Das Tier läuft ins Tal des Baches Salzach und steht dort unbeweglich. Es bringt sogar durch Hufschläge eine Wasserquelle aus dem Fels hervor. So wird dem Stifter des Klosters ganz deutlich der Ort für die Gründung von Maulbronn gezeigt – der Legende nach. Richtig ist jedoch, dass das Kloster zu diesem Zeitpunkt schon besteht, allerdings an einem weniger günstigen Platz bei Mühlacker. Und der neue Ort mit Wasserquelle ist besser. Interessant ist auch: Die Maulesellegende gibt es auch noch für andere Klöster.
Die Klostergründung im Salzachtal entwickelt sich schnell und erfolgreich. Maulbronn besitzt bereits 11 „Grangien“, landwirtschaftliche Betriebe. Noch einmal 100 Jahre später sind es schon 20 solcher Höfe, die dem Kloster gehören und es vermögend machen.
Die große Klosterkirche ist vollendet: Jetzt fehlen nur noch die Türen für die Portale. Die großen Tannenbretter aus dem Schwarzwald liegen bereit, sie werden mit Tierhäuten bespannt und mit eisernen Ornamenten beschlagen. Die Türflügel am Haupt- und am Südportal der Klosterkirche haben sich bis heute im Original erhalten. Sie zählen die ältesten datierbaren Türen Deutschlands.
Den Mönchen geht es jetzt gut: das Kloster wirft genug ab, um die Ernährung zu sichern. Im Sommer bekommt jeder Mönch zwei Mahlzeiten am Tag, im Winter nur eine. Auf dem Speiseplan steht jeden Tag ein Brot aus einem Pfund gesiebtem Mehl, Brei, Gemüse, Obst, Fisch. Manchmal gibt es Geflügel, anderes Fleisch ist tabu. Gewürzt wird mit Salz – und das ist teuer.
Ein eleganter neuer Baustil kommt aus Frankreich. Nur – wer ihn ins Kloster Maulbronn mitgebracht hat, das weiß man heute nicht mehr. Deshalb geben die Bauforscher dem Künstler den Namen „Paradies-Baumeister“. Mit seiner Steinmetztruppe errichtet er unter anderem das Paradies, also die Vorhalle der Kirche, den südlichen Kreuzgangflügel und das elegante Herrenrefektorium. Die Zisterzienser von Maulbronn haben einen absoluten Meister seines Faches verpflichten können!
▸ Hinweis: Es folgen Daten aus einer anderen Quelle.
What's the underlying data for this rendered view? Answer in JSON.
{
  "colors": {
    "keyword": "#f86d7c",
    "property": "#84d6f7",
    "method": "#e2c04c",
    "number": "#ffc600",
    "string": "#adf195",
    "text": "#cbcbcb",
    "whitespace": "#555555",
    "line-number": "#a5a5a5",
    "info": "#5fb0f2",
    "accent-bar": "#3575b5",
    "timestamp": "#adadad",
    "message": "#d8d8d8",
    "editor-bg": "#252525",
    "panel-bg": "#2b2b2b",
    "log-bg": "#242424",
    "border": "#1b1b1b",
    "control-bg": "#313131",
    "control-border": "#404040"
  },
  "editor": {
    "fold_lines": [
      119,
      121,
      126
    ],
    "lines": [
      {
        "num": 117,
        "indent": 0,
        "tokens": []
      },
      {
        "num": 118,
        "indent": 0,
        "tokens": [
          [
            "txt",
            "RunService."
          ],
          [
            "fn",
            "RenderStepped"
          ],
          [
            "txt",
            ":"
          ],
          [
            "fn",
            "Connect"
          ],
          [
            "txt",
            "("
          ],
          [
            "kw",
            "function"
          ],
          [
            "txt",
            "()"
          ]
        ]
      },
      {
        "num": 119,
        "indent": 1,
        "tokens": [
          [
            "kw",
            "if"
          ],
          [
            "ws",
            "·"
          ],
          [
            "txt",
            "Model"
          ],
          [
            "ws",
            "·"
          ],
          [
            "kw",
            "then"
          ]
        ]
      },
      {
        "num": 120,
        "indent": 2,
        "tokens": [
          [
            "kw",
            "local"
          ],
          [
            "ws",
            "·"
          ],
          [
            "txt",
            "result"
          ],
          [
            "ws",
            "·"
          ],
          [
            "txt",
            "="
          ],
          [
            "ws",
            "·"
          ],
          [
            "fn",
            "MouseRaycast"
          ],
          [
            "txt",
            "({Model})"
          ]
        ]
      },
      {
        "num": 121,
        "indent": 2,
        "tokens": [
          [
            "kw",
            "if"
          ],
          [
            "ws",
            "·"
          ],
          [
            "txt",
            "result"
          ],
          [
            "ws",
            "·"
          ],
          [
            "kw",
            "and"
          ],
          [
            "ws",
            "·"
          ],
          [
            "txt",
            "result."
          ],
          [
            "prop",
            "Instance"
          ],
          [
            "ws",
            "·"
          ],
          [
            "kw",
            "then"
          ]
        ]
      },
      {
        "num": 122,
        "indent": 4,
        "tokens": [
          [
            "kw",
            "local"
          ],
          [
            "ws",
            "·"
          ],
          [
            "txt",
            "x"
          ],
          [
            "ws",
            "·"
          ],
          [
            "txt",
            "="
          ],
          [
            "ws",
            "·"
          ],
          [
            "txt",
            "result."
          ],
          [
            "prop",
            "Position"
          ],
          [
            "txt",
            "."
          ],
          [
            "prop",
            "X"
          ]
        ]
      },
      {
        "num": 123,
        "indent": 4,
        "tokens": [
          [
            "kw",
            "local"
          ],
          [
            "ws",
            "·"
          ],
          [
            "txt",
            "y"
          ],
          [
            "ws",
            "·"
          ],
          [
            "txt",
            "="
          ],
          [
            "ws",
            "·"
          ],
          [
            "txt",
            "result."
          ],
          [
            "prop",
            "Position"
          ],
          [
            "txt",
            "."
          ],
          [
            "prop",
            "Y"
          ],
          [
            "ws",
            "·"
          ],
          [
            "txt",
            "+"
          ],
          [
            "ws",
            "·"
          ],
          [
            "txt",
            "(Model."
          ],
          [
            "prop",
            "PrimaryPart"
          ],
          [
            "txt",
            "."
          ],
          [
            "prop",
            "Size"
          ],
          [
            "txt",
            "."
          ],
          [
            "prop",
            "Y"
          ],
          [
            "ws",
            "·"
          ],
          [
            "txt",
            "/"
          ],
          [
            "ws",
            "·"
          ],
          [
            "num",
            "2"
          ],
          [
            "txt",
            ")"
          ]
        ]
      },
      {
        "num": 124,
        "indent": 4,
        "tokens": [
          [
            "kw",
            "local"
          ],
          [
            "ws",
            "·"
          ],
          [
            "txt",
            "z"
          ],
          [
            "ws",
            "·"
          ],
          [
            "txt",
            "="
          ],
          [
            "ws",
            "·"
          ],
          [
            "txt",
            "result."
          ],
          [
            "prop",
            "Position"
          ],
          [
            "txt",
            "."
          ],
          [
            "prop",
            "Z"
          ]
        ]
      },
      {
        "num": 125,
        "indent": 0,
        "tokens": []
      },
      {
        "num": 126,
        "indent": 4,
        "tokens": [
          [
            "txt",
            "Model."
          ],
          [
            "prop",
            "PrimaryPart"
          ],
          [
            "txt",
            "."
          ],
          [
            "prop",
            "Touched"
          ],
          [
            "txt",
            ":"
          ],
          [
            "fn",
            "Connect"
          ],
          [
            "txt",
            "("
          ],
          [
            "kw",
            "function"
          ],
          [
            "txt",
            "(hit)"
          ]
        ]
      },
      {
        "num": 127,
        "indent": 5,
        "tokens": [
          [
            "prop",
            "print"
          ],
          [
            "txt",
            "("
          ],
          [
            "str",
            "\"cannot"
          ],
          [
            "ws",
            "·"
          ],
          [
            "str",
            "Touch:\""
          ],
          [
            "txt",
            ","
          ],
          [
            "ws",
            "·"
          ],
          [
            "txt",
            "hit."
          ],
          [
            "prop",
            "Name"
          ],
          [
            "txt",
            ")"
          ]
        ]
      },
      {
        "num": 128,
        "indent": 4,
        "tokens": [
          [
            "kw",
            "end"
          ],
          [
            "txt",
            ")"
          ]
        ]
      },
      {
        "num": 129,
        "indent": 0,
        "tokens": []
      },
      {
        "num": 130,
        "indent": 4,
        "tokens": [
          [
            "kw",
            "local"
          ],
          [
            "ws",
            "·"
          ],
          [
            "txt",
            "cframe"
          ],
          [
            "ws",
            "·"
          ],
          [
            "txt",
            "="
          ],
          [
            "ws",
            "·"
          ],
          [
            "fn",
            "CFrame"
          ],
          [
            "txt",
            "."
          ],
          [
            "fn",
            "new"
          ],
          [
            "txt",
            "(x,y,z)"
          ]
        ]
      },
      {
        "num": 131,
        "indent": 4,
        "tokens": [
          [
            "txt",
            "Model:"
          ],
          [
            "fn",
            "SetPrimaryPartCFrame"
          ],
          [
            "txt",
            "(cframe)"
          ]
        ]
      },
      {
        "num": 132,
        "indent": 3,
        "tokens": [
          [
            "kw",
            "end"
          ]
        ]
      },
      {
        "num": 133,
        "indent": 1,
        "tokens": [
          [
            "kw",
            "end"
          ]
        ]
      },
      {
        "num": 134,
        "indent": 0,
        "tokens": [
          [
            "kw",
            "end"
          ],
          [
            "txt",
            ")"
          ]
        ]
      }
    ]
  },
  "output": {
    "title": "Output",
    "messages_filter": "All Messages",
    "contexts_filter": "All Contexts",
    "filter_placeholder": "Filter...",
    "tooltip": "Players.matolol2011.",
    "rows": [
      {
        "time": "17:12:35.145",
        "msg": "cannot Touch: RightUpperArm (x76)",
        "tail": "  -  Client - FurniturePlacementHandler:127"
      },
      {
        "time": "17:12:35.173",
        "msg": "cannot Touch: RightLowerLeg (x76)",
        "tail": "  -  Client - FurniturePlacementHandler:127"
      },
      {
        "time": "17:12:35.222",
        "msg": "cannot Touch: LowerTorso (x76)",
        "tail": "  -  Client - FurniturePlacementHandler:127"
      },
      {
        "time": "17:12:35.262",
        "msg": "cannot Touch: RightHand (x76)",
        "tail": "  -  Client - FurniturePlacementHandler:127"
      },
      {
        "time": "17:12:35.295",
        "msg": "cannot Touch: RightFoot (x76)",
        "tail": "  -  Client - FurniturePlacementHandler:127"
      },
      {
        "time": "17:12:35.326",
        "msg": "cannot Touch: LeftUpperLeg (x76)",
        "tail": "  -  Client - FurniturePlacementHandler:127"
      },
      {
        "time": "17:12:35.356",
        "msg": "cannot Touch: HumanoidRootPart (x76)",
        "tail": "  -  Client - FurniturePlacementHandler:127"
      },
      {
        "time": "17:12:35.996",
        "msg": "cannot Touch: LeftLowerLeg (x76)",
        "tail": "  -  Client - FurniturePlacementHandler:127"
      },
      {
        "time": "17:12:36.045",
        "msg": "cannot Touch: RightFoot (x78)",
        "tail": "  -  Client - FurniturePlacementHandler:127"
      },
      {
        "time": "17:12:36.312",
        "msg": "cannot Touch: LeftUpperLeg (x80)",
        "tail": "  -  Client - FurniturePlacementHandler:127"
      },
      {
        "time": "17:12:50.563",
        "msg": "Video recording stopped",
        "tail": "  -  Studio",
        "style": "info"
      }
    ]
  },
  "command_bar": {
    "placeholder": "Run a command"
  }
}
Die Mönche in Kloster Maulbronn haben einen guten Ruf für ihre kunstvollen Bücher. In der Schreibwerkstatt, dem Skriptorium, schreiben sie die Texte ab und verzieren sie mit feinen Zeichnungen. Erhalten ist davon kaum etwas. Ein rares Beispiel ist das Maulbronner Antiphonar, das im Jahr 1249 vollendet war. Es gilt als die bedeutendste künstlerische Leistung des Maulbronner Skriptoriums, von der man heute noch weiß.
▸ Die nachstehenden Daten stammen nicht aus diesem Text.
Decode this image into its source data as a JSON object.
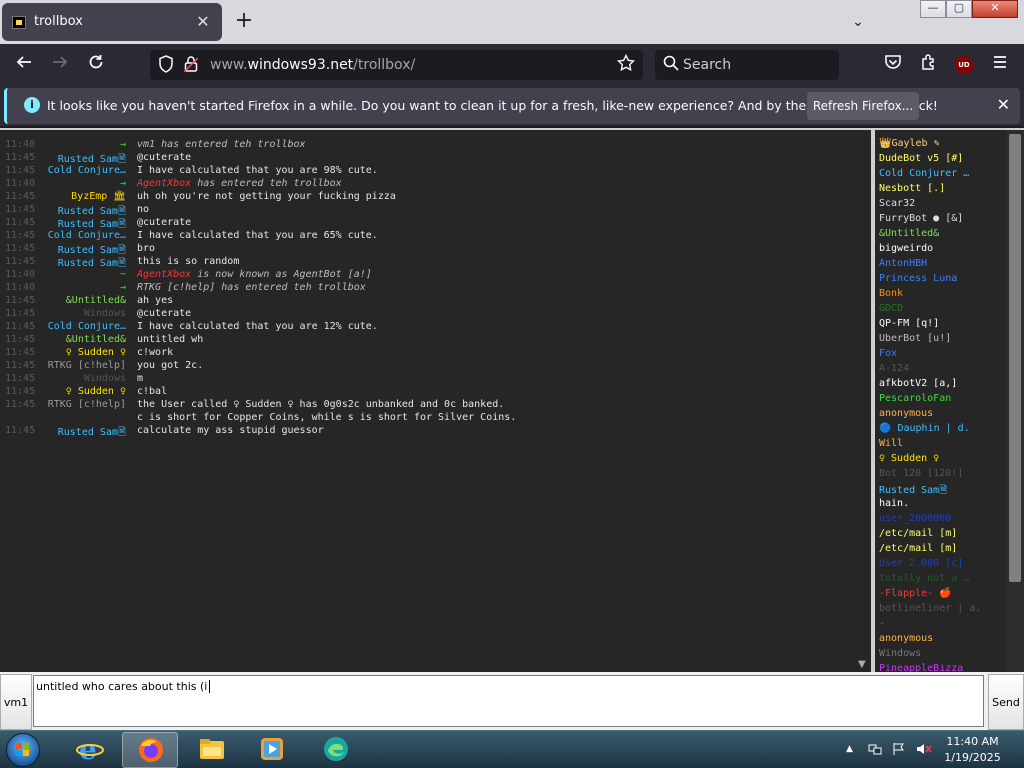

Text:Die Kirche wird modernisiert: Große gotische Fenster sind die Neuerung. Die riesigen Maßwerkfenster verwandeln mit ihren farbig leuchtenden Glasflächen den Kirchenraum in einen funkelnden Schrein. Aber in Kloster Maulbronn wird eigentlich immer irgendwo etwas gebaut, erneuert und verbessert: Das Kloster entwickelt sich weiter.
Die thronende Madonna mit dem Jesuskind entsteht Anfang des 14. Jahrhunderts, das können die Forscher heute durch die Jahresringe des Holzes bestimmen. Aber wie kommt das Meisterwerk aus dem Rheinland nach Kloster Maulbronn? Wer stiftete sie für die Zisterzienserkirche? Bis heute sind das offenen Fragen. Einst leuchtete die Himmelskönigin in kräftigen Farben und war gekleidet in einen Mantel mit einer Edelsteinborte. Sie ist im Chor der Klosterkirche zu bewundern.
So ein Kloster ist ein heiliger Ort – aber wissen das alle? In gefährlichen Zeiten schützt eine Mauer rund um das Klostergelände die Mönche und ihr Reich. Der aktuelle Grund: Dem Kloster ging es wirtschaftlich sichtbar gut, das weckte Neid. Zudem übernahmen neue Herren die Aufsicht über die Sicherheit des Klosters: die Pfalzgrafen bei Rhein. Der Mauerring wird daher erweitert und stärker befestigt.
In dieser Zeit wird die Klosterkirche wieder einmal umgebaut: Das Langhaus erhält sein gotisches Gewölbe. Meister Ulrich zeichnet verantwortlich für die Wandbilder im Kirchenschiff. Er lebt im Kloster Maulbronn und ist ein Laienmönch. Selbstbewusst signiert er sogar unter dem Stifterbild, auf dem Walter von Lomersheim und Bischof Günther von Speyer der Schutzpatronin Maria ein Modell der Kirche präsentieren.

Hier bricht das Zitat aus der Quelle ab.